La ragion pratica sembra offuscare ogni ragionamento etico in un’epoca in cui il “così fan tutti” sembra il nuovo imperativo fatto proprio da una classe dirigente a cui non importa proprio nulla di essere o apparire esemplare, in questo come in altri campi, dalla morale pubblica a quella privata. C’è sempre un alibi che tutto giustifica.
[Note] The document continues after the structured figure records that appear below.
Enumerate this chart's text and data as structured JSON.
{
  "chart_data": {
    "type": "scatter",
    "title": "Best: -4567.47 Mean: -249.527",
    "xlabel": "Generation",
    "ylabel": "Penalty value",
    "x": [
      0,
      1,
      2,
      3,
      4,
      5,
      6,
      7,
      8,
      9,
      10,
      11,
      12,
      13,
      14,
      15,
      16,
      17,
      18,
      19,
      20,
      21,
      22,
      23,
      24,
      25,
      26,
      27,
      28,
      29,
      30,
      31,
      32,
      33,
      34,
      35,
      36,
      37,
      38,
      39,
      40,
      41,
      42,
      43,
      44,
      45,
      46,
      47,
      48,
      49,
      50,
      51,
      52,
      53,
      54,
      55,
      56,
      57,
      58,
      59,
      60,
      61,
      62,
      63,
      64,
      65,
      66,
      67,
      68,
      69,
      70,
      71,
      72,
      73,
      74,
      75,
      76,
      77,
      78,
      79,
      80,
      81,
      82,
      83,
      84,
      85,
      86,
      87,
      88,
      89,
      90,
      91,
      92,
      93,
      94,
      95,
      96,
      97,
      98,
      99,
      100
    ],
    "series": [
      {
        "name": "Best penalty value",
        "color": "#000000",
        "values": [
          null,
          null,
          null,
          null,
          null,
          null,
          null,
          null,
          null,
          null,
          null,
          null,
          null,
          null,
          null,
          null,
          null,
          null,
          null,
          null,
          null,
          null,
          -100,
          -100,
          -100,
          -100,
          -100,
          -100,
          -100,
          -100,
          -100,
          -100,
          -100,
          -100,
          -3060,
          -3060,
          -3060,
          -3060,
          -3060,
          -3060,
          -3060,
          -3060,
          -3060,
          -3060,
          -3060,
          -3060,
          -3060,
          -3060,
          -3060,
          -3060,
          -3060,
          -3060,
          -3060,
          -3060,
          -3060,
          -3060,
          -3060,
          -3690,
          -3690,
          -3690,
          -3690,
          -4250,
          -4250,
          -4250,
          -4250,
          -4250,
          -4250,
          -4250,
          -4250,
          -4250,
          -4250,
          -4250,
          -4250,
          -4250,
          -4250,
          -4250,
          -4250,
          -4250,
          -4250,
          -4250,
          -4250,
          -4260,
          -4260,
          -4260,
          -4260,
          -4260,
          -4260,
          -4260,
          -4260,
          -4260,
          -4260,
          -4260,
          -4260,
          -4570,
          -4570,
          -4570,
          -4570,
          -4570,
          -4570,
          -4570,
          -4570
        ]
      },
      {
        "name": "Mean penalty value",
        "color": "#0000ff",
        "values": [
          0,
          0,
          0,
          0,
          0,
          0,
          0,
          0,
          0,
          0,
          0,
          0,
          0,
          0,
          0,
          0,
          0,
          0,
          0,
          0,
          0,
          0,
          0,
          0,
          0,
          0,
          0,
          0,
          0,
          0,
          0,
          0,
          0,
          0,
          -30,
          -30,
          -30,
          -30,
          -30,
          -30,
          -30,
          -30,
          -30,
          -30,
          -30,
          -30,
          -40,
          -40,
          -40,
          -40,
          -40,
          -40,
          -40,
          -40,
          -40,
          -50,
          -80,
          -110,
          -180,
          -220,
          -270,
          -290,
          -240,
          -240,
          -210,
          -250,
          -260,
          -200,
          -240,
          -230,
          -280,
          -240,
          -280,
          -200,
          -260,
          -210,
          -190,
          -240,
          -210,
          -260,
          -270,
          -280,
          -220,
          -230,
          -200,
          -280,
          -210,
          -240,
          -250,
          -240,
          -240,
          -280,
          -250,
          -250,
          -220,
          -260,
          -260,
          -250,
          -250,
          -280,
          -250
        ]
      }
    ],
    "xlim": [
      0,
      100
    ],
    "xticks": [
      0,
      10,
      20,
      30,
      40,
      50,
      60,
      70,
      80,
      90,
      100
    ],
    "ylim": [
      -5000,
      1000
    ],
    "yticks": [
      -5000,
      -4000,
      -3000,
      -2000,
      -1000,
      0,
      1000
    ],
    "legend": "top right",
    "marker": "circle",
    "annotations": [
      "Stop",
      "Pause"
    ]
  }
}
Tutto si sana e a tutto viene posto riparo, c’è la sanatoria dello scudo fiscale per i ceti alti e quella delle badanti irregolari che riguarda (anche) una moltitudine di pensionati a reddito basso a cui ora si chiede una regolarizzazione onerosa senza alcun incremento del loro reddito di base. Fa niente che, proprio in questo caso, venga fuori plasticamente la differenza tra due Italie, quella privilegiata che nessun Ministro Brunetta riuscirà a sconfiggere e quella non privilegiata formata da migliaia o da milioni di persone che devono arrangiarsi nei meandri burocratici per rispettare le leggi e non uscirne troppo penalizzati nel loro quotidiano.

A che servono dunque le riforme se a posteriori si sana tutto e tutti sono contenti?